By Hamma Mirwaisi and Alison Buckley
Before
the Vietnam War began in earnest North Vietnam's leader Ho Chi Minh asked for
American help to build a new nation modeled on the US Constitution. But due to
the unwise response of some key advisors, the US Government did not answer his
call. Consequently, the US fought the Vietnam War so bitterly and expensively
that it almost caused the destruction of its empire. President Obama was too
young to understand what happened then, but his current
Secretary of State John Kerry was involved in that war and worked very hard
with other Americans to eventually end it.
Smart governments learn from others' mistakes but unfortunately the less astute have to learn from their own mistakes. While many US technologies serve the people well and help maintain its world dominance, by favoring the wealthy supporters who fund their election campaigns, many US politicians are not serving the American peoples' interests, or its role as defender of the free world.
Recently, as one of the few democratically based political organisations in the Arab dictatorship dominated Middle East, the PKK (Kurdistan Workers Party) has called on the US and Western countries to support their response to terrorist attacks by arming them in their fight against the self-declared Islamic State (IS) of Iraq and Syria (1).

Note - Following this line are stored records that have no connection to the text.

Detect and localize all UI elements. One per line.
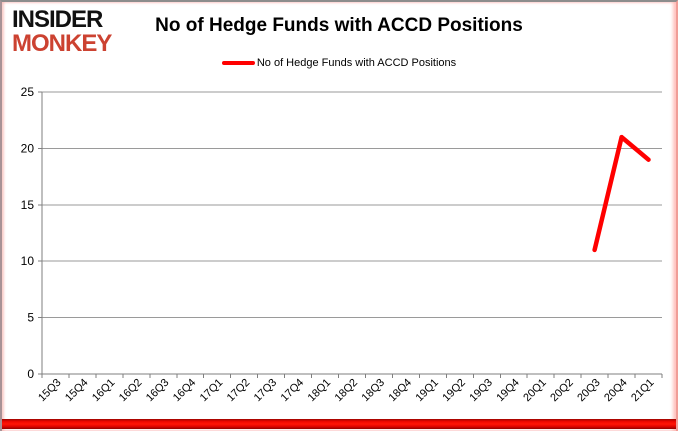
svg-text:10: 10 — [21, 254, 35, 268]
svg-text:5: 5 — [27, 311, 34, 325]
svg-text:15: 15 — [21, 198, 35, 212]
svg-text:25: 25 — [21, 85, 35, 99]
bottom-red-bar — [2, 419, 676, 429]
svg-text:17Q4: 17Q4 — [279, 377, 307, 405]
legend: No of Hedge Funds with ACCD Positions — [2, 57, 676, 69]
series-line — [592, 134, 651, 253]
logo-text-monkey: MONKEY — [12, 29, 112, 57]
chart-title: No of Hedge Funds with ACCD Positions — [155, 15, 523, 36]
svg-text:19Q1: 19Q1 — [413, 377, 441, 405]
svg-text:18Q2: 18Q2 — [333, 377, 361, 405]
svg-text:20Q3: 20Q3 — [575, 377, 603, 405]
svg-text:18Q1: 18Q1 — [306, 377, 334, 405]
svg-text:16Q3: 16Q3 — [144, 377, 172, 405]
svg-text:15Q4: 15Q4 — [63, 377, 91, 405]
svg-text:21Q1: 21Q1 — [629, 377, 657, 405]
svg-text:20: 20 — [21, 141, 35, 155]
y-axis-labels: 0 5 10 15 20 25 — [21, 85, 35, 381]
axes — [38, 91, 663, 378]
svg-text:19Q2: 19Q2 — [440, 377, 468, 405]
svg-text:16Q2: 16Q2 — [117, 377, 145, 405]
svg-text:15Q3: 15Q3 — [36, 377, 64, 405]
svg-text:17Q2: 17Q2 — [225, 377, 253, 405]
svg-text:20Q2: 20Q2 — [548, 377, 576, 405]
svg-text:17Q1: 17Q1 — [198, 377, 226, 405]
svg-text:17Q3: 17Q3 — [252, 377, 280, 405]
svg-text:18Q3: 18Q3 — [360, 377, 388, 405]
x-axis-labels: 15Q3 15Q4 16Q1 16Q2 16Q3 16Q4 17Q1 17Q2 17Q3 17Q4… — [36, 377, 657, 405]
insider-monkey-logo: INSIDER MONKEY — [12, 6, 112, 57]
y-gridlines — [42, 91, 662, 319]
logo-text-insider: INSIDER — [12, 6, 103, 33]
svg-text:18Q4: 18Q4 — [387, 377, 415, 405]
svg-text:20Q1: 20Q1 — [521, 377, 549, 405]
series-lines — [592, 134, 651, 253]
legend-line-swatch — [221, 61, 255, 65]
svg-text:0: 0 — [27, 367, 34, 381]
svg-text:19Q3: 19Q3 — [467, 377, 495, 405]
legend-label: No of Hedge Funds with ACCD Positions — [256, 57, 457, 69]
svg-text:16Q1: 16Q1 — [90, 377, 118, 405]
svg-text:16Q4: 16Q4 — [171, 377, 199, 405]
svg-text:19Q4: 19Q4 — [494, 377, 522, 405]
svg-text:20Q4: 20Q4 — [602, 377, 630, 405]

After the American and British forces invaded Iraq in 2003, corruption ran rife in the Kurdish Regional Government (KRG) as its leaders Massoud Barzani and Jalal Talabani used the Kurdish peoples' oil and budget moneys to buy the support of avaricious American and European politicians. Both families still control the Kurdish Autonomous Region of Iraq, and its 400,000 Peshmerga troops. But a recent Kurdish media report revealed that only 60,000 of them showed up to fight after Massoud Barzani betrayed more than one million non-Muslim Yezidi Kurds, Christians and Shi'a Muslims in a deal between Turkey and the KRG designed to eliminate the PKK's forces in Turkey, Syria and Iraqi Kurdistan.

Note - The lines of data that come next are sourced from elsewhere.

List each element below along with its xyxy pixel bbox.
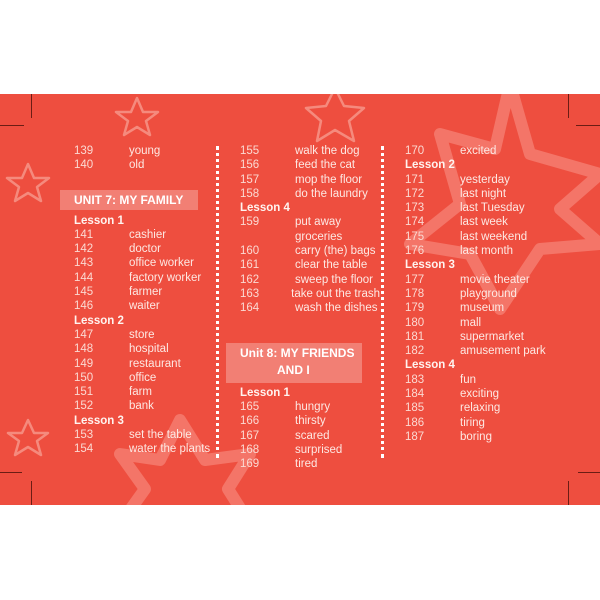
lesson-heading: Lesson 4 — [240, 202, 290, 215]
word-row: 172 last night — [405, 187, 507, 200]
word-row: 181 supermarket — [405, 330, 524, 343]
column-2: 155 walk the dog 156 feed the cat 157 mop t… — [226, 144, 380, 472]
star-icon — [304, 94, 366, 143]
word-row: 167 scared — [240, 429, 330, 442]
word-row: 173 last Tuesday — [405, 202, 525, 215]
word-row: 140 old — [74, 159, 145, 172]
word-row: 186 tiring — [405, 416, 485, 429]
word-row: 171 yesterday — [405, 173, 510, 186]
star-icon — [114, 96, 160, 137]
word-row: 147 store — [74, 328, 155, 341]
word-row: 142 doctor — [74, 243, 161, 256]
dotted-divider — [216, 146, 219, 458]
unit-8-heading: Unit 8: MY FRIENDS AND I — [226, 342, 362, 383]
word-row: 187 boring — [405, 430, 492, 443]
word-row: 177 movie theater — [405, 273, 530, 286]
large-star-icon — [404, 94, 600, 315]
word-row — [240, 316, 380, 330]
word-row: 144 factory worker — [74, 271, 202, 284]
crop-mark — [568, 481, 569, 505]
word-row: 168 surprised — [240, 444, 343, 457]
word-row: 161 clear the table — [240, 259, 368, 272]
vocabulary-card: 139 young 140 old UNIT 7: MY FAMILY Lesson… — [0, 94, 600, 505]
word-row: 157 mop the floor — [240, 173, 363, 186]
word-row: 184 exciting — [405, 388, 499, 401]
word-row: 160 carry (the) bags — [240, 245, 376, 258]
crop-mark — [31, 94, 32, 118]
word-row: 174 last week — [405, 216, 508, 229]
word-row: 163 take out the trash — [240, 287, 380, 300]
dotted-divider — [381, 146, 384, 458]
star-icon — [6, 418, 50, 457]
word-row: 170 excited — [405, 145, 497, 157]
word-row: 169 tired — [240, 458, 318, 471]
word-row: 165 hungry — [240, 401, 331, 414]
crop-mark — [576, 125, 600, 126]
crop-mark — [568, 94, 569, 118]
crop-mark — [0, 472, 22, 473]
word-row: 151 farm — [74, 386, 152, 399]
unit-8-title-line2: AND I — [277, 362, 310, 377]
lesson-heading: Lesson 3 — [405, 259, 455, 272]
lesson-heading: Lesson 2 — [74, 314, 124, 327]
word-row: 141 cashier — [74, 228, 167, 241]
decorative-stars — [5, 94, 600, 505]
word-row: 143 office worker — [74, 257, 194, 270]
word-row: 152 bank — [74, 400, 154, 413]
word-row: 166 thirsty — [240, 415, 326, 428]
word-row: 146 waiter — [74, 300, 160, 313]
word-row: 154 water the plants — [74, 443, 211, 456]
word-row: 155 walk the dog — [240, 145, 360, 157]
word-row: 176 last month — [405, 245, 514, 258]
word-row: 185 relaxing — [405, 402, 501, 415]
word-row: groceries — [295, 230, 343, 243]
word-row: 182 amusement park — [405, 345, 546, 358]
word-row: 164 wash the dishes — [240, 302, 378, 315]
unit-7-heading: UNIT 7: MY FAMILY — [60, 189, 198, 210]
lesson-heading: Lesson 3 — [74, 414, 124, 427]
word-row: 175 last weekend — [405, 230, 528, 243]
column-3: 170 excited Lesson 2 171 yesterday 172 last… — [405, 144, 555, 444]
word-row: 156 feed the cat — [240, 159, 356, 172]
unit-8-title-line1: Unit 8: MY FRIENDS — [240, 345, 355, 360]
large-star-icon — [114, 414, 256, 505]
word-row: 162 sweep the floor — [240, 273, 373, 286]
word-row: 159 put away — [240, 216, 342, 229]
word-row: 145 farmer — [74, 286, 163, 299]
column-1: 139 young 140 old UNIT 7: MY FAMILY Lesson… — [60, 144, 214, 457]
word-row: 179 museum — [405, 302, 505, 315]
word-row: 183 fun — [405, 373, 476, 386]
word-row: 150 office — [74, 371, 157, 384]
word-row: 148 hospital — [74, 343, 169, 356]
word-row: 139 young — [74, 145, 161, 157]
word-row: 153 set the table — [74, 429, 192, 442]
lesson-heading: Lesson 1 — [240, 386, 290, 399]
word-row: 149 restaurant — [74, 357, 181, 370]
word-row: 158 do the laundry — [240, 187, 368, 200]
lesson-heading: Lesson 2 — [405, 159, 455, 172]
crop-mark — [578, 472, 600, 473]
word-row: 178 playground — [405, 287, 517, 300]
crop-mark — [31, 481, 32, 505]
star-icon — [5, 162, 51, 203]
lesson-heading: Lesson 1 — [74, 214, 124, 227]
word-row: 180 mall — [405, 316, 482, 329]
crop-mark — [0, 125, 24, 126]
lesson-heading: Lesson 4 — [405, 359, 455, 372]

However, the plan backfired when PKK forces rescued a large number of Yezidi Kurds in the Sinjar region of Iraq and protected Barzani's Erbil capital from IS Islamic terrorist fighters by successfully engaging them in the Makhmur District. After President Obama authorized airstrikes in Iraq to ensure the safety of the embattled Barzani capital and American diplomats in Erbil, the U.S. military was forced to target areas within 30 miles of the southwest of the city to halt the advance of IS terrorist' forces.
It soon became clear to Kurdish Iraqis that the reasoning behind the US air force attacks included more than just protecting Americans. Strategically, the addition of the district of Makhmur and the town of Gwer to the large swathes of land and significant Iraqi populations captured by the Sunni Islamic terrorist groups threatens the security of the fraudulent Erbil based Barzani and Talabani families and their associates in the KRG. Not only are these towns on the main north-south transit route through the country but they are also situated amongst its richest oil fields.
Currently the oil pipelines from Kirkuk to Iraq's refineries at Baiji and ports in Iraq and Turkey, and from Massoud Barzani's oil wells to Turkey's refineries and the Mediterranean Sea ports are controlled by PKK forces. Afraid of losing significant oil revenues to their rightful owners, the Kurdish people, Barzani, Talabani and Western officials are now urging the Obama administration to fight the PKK as a terrorist organization along with the real enemy Islamic State (IS) of Iraq and Syria (2). However, the PKK's rescue of more than 100, 000 people betrayed by Massoud Barzani's withdrawal of over 10,000 Peshmerga troops before they even fired a shot suggests that if adequately aided, it could become a force for peace and security to the Middle East.